Moreover, I had plenty of time to figure out where the infestation problem was coming from, as we waited at least 30 minutes between starters and mains. During this time, one couple seated about ten feet away from us actually got up and left, telling the waiters on their way out the door that eating at their table was like “sitting inside a bug zapper.” So I shifted my chair as far away from the hot zone as I could, tried to pull my collar up around my neck and scanned the menu for OFF!. Not that I really expected it to be there; Franchia is, after all, a vegan restaurant, and in tune with its all-lives-are-equal ethos, those buzzing parasites had as much right to be there as we did. Of course, that didn’t stop me from murdering a few with the back of a menu when the waitstaff weren’t looking.
Yet despite all of this, we kept open minds and hoped for the best with our entrées. Franchia, while technically Korean, serves a selection of dishes that blend many Asian influences, so we opted to order dishes that reflected as many of the component cuisines as possible.

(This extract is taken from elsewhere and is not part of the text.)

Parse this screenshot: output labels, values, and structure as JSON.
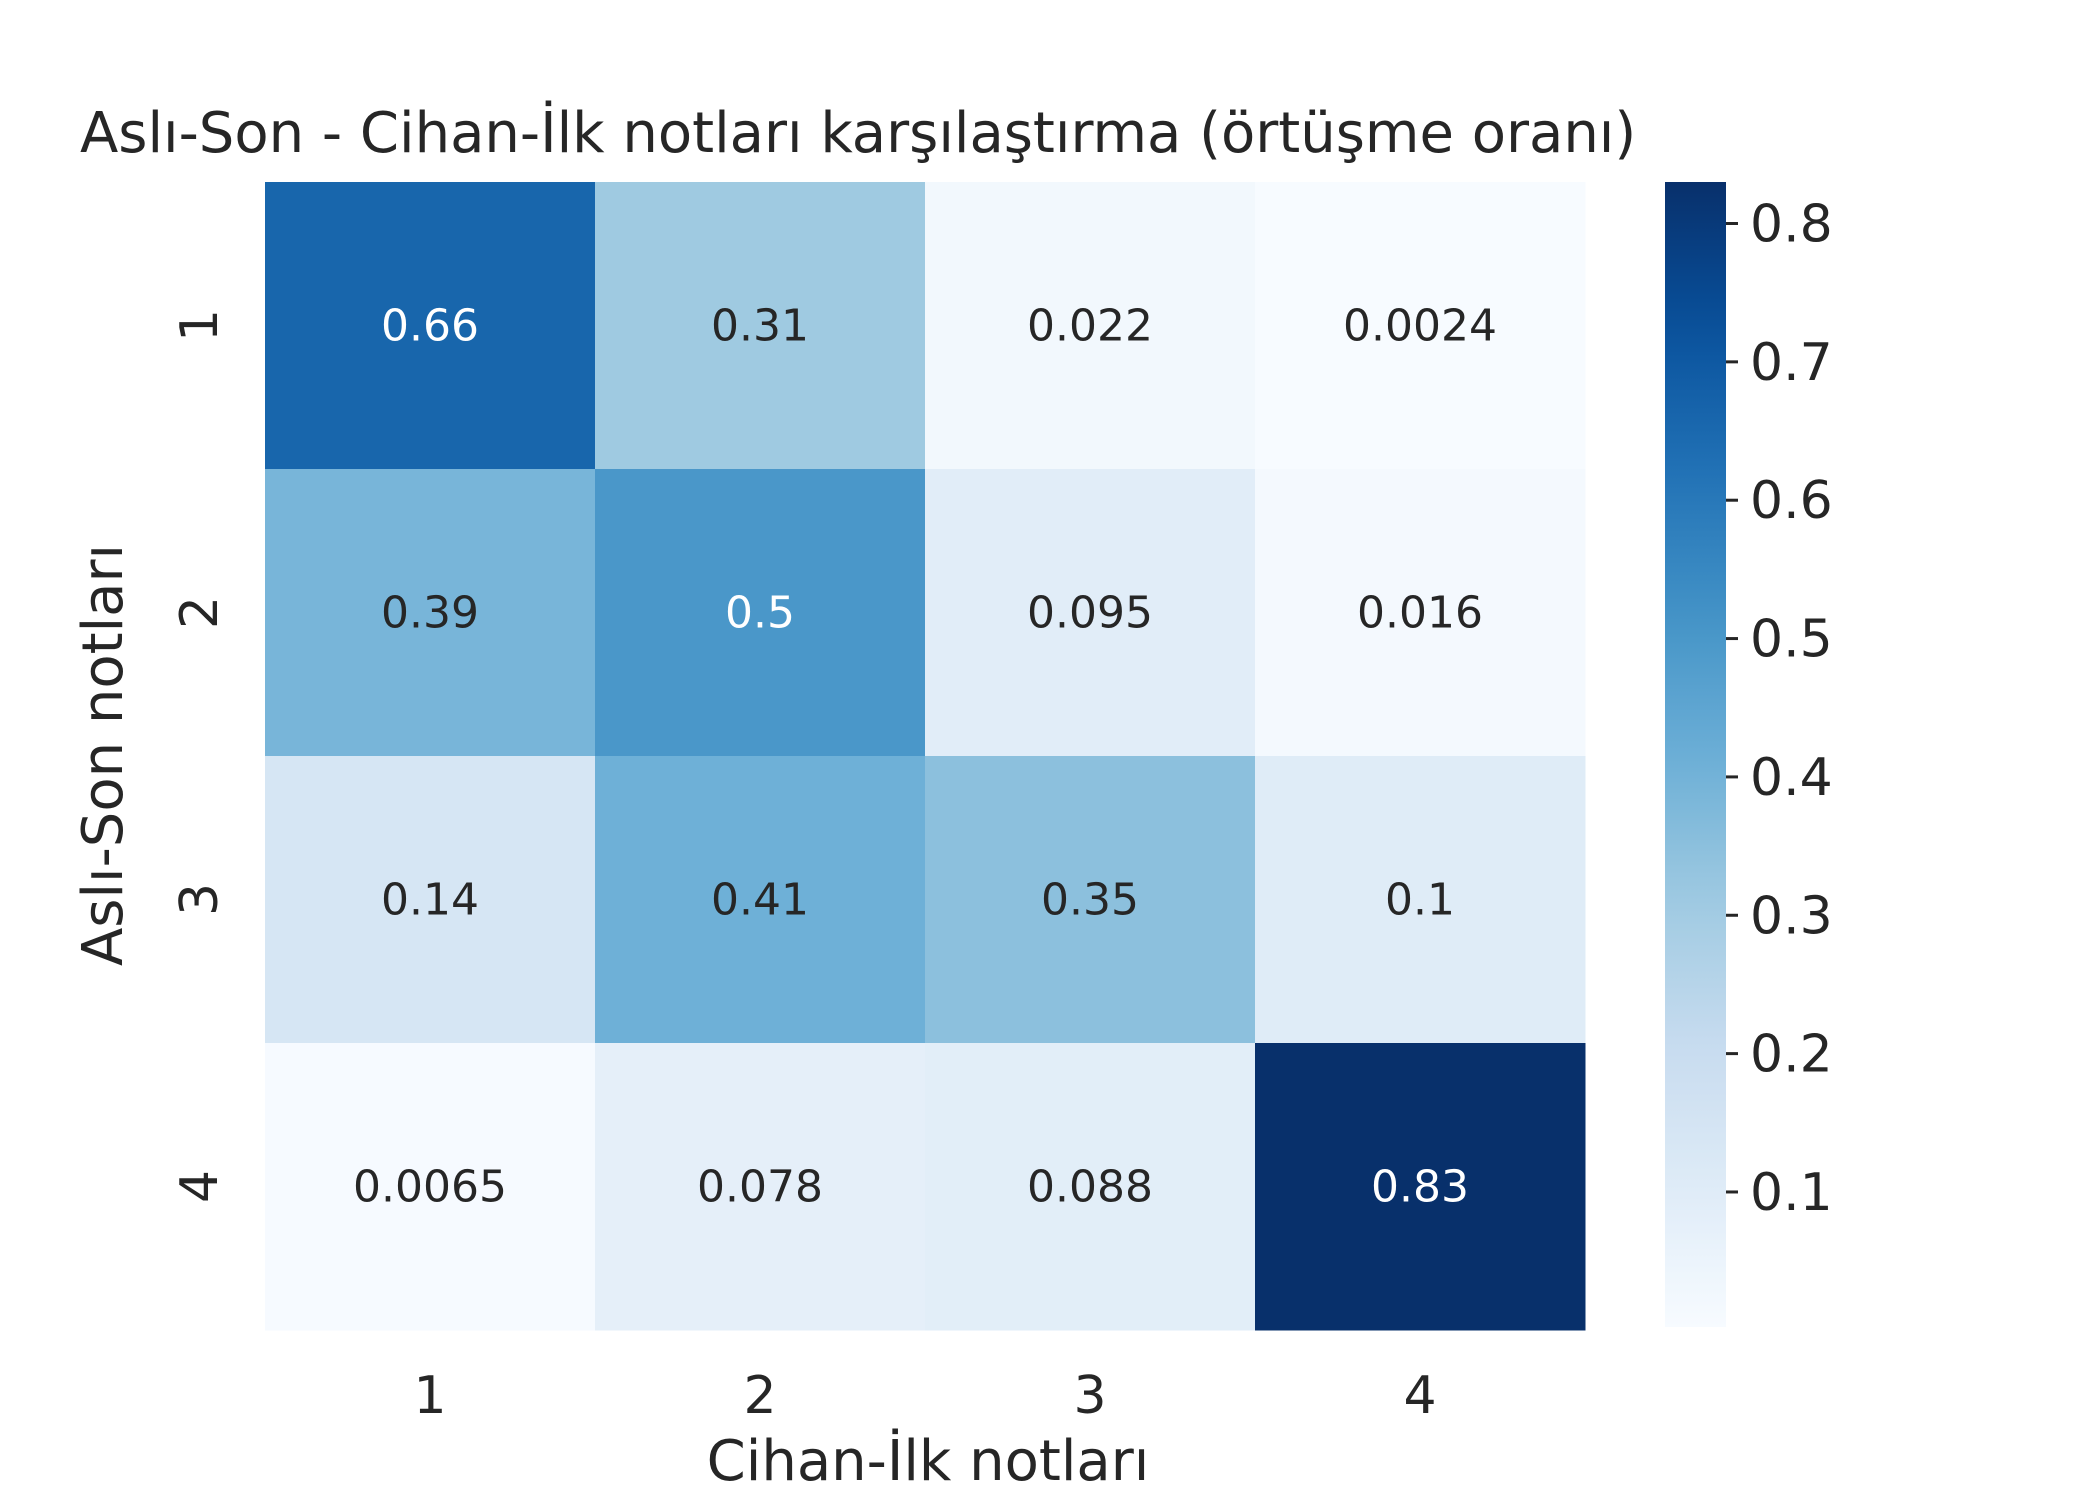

HungryMan’s order of pumpkin noodles ($9.95) even came close to being good–the interplay of sweet pumpkin in the pasta and the savory soy glaze on this Korean-Chinese hybrid was wonderful–but the dish was undone by excessive oiliness and the ice-cold core at the center of the mound of noodles on the plate.
MiniRabbi’s pad thai (pictured on Flickr, $9.95) also arrived a little tepid and generally free of any kind of flavor whatsoever. Even if we chalk the failure of this dish up to the absence of non-vegan ingredients like fish sauce, there is still plenty that can be done with tamarind purée, galangal, kaffir lime leaves and chili. Yet at Franchia, the spiciest ingredient in the kitchen seems to be the carrot.
The same unyielding blandness came through in my own main, the curry soy ‘chicken’ rice bowl ($12.95), a bibimbop-style dish served in a dolsot, a traditional Korean stone bowl that was, by a few hundred degrees, the hottest thing on the table. Unfortunately, there was not much curry flavor in either the potato, soy meat and carrot stew, nor in the rice underneath. Even the crusty rice lining the dolsot was a disappointment without more intense flavors–well, any flavors–seeping down from the toppings. All I got was crunch and wound up leaving most of it behind. The sight of all of that crisp, golden rice at the bottom of my stone bowl was more of an indictment than my bug-bitten arms, neck and even earlobe were, because it is easy enough to turn a blind vegan eye when the exterminator comes in to clear out the bugs, but it is far, far more difficult to perform the kind of gut rehab that Franchia’s menu desperately needs.
Franchia, 12 Park Avenue (between 34th and 35th Streets), 212-213-1001.